Enable various SIMD instruction sets. You need compiler that supports the given SIMD extensions, but FFTW will try to detect at runtime whether the CPU supports these extensions. That is, you can compile with--enable-avx and the code will still run on a CPU without AVX support.

    • These options require a compiler supporting SIMD extensions, and compiler support is always a bit flaky: see the FFTW FAQ for a list of compiler versions that have problems compiling FFTW.
    • Because of the large variety of ARM processors and ABIs, FFTW does not attempt to guess the correct gcc flags for generating NEON code. In general, you will have to provide them on the command line.

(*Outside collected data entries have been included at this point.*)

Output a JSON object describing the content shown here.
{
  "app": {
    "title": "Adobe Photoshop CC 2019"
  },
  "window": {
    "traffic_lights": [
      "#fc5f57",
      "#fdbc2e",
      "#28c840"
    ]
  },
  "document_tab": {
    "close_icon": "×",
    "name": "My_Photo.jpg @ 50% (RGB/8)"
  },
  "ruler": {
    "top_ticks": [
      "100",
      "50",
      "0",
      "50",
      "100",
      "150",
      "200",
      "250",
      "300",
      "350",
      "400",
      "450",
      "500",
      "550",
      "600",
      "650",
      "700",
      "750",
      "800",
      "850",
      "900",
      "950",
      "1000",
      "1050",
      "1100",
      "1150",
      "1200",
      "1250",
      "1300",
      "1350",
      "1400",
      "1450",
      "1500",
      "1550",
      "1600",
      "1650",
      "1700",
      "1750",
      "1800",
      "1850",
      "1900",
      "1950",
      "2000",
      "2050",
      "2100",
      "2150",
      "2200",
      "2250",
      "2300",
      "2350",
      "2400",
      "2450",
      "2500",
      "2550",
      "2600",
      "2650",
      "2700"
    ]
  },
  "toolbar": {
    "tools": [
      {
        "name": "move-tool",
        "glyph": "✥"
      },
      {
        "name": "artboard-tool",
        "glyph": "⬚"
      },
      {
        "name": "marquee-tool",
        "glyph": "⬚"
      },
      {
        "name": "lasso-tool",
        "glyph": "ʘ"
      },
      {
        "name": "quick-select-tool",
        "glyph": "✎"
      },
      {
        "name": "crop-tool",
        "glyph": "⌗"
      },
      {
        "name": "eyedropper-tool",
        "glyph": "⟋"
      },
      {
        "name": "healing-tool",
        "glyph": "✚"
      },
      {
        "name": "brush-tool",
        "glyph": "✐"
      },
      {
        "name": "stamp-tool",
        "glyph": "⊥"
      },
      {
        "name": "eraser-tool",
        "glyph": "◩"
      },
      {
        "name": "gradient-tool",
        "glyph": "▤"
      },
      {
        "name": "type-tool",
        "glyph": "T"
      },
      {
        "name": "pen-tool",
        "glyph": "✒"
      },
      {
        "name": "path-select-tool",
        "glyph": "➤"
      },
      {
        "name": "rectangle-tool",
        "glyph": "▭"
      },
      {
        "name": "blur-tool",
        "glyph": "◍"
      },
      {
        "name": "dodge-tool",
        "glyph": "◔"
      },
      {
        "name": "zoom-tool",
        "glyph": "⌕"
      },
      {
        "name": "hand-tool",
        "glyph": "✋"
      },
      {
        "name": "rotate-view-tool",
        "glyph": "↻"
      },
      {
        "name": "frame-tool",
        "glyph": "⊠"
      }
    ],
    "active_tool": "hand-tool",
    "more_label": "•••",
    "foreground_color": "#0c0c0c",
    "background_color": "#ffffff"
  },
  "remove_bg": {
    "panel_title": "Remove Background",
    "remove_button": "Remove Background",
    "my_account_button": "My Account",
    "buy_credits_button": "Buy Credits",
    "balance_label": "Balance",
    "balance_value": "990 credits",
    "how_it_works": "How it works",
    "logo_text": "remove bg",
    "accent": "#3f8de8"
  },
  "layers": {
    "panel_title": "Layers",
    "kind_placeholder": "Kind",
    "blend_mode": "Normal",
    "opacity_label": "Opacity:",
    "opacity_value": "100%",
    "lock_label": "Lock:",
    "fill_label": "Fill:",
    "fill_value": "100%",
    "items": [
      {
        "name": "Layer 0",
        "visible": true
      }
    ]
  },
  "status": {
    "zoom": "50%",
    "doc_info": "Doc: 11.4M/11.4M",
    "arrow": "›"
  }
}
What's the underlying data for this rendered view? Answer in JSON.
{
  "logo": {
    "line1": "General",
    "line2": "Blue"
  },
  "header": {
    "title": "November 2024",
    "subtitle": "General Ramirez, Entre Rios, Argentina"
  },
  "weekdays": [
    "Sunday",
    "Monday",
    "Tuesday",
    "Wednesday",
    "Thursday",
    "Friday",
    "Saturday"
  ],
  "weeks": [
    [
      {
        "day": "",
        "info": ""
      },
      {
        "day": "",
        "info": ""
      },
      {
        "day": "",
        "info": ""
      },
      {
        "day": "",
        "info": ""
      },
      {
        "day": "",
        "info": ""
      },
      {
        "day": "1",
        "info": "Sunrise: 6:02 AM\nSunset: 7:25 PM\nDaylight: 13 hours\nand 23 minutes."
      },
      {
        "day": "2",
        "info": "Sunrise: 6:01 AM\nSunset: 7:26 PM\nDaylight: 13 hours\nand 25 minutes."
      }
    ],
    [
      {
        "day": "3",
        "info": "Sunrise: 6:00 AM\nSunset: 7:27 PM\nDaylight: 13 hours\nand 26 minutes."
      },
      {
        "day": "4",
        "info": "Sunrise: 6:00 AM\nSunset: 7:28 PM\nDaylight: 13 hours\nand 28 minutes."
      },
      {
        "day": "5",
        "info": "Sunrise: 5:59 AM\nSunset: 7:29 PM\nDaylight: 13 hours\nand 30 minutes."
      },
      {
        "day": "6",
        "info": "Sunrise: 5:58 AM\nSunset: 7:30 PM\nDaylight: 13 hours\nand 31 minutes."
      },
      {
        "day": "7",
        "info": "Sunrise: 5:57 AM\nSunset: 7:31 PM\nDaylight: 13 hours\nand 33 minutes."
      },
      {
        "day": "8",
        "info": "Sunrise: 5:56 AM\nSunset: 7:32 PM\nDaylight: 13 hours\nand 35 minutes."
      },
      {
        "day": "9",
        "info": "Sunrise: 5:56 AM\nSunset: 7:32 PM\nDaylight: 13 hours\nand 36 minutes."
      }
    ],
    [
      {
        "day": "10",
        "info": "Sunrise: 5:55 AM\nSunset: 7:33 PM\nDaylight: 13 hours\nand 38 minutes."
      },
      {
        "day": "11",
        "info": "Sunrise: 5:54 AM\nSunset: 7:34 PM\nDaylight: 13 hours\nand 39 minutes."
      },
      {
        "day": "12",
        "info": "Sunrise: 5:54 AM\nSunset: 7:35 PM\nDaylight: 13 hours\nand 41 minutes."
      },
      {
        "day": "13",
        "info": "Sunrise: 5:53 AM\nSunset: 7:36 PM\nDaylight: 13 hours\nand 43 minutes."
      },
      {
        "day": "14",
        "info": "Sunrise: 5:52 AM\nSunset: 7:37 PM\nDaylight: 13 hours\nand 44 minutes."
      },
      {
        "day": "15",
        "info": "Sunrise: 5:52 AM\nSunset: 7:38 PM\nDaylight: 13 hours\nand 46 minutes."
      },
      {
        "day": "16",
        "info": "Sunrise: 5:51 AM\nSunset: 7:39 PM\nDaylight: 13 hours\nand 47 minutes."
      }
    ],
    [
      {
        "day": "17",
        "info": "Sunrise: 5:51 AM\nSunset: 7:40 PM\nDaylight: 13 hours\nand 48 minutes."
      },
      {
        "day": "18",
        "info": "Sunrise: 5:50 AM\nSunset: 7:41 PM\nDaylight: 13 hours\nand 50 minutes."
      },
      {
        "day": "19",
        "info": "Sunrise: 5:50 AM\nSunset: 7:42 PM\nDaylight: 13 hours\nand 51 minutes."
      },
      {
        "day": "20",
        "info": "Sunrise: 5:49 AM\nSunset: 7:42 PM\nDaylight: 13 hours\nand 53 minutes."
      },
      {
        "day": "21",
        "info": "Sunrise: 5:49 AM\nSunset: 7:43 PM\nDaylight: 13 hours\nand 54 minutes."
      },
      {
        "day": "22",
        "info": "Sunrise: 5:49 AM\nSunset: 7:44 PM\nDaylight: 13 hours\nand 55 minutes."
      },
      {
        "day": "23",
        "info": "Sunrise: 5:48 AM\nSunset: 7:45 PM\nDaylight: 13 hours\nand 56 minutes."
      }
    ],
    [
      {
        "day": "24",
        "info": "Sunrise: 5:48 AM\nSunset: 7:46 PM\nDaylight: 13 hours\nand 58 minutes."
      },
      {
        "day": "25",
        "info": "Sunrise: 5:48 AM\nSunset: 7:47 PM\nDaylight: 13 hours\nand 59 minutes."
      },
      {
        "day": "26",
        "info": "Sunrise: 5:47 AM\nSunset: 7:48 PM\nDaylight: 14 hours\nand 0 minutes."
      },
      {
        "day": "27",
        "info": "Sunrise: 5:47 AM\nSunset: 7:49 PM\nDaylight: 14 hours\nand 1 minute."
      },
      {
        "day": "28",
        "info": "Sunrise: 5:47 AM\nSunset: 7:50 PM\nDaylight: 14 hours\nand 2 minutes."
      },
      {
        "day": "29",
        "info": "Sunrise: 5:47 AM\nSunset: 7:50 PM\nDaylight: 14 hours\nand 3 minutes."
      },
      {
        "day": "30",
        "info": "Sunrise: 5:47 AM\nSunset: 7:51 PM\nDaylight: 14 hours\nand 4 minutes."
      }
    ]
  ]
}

This command line is known to have worked at least once:
./configure --with-slow-timer --host=arm-linux-gnueabi \
  --enable-single --enable-neon \
  "CC=arm-linux-gnueabi-gcc -march=armv7-a -mfloat-abi=softfp"

To force configure to use a particular C compiler foo (instead of the default, usually gcc), pass CC=foo to the configure script; you may also need to set the flags via the variable CFLAGS as described above.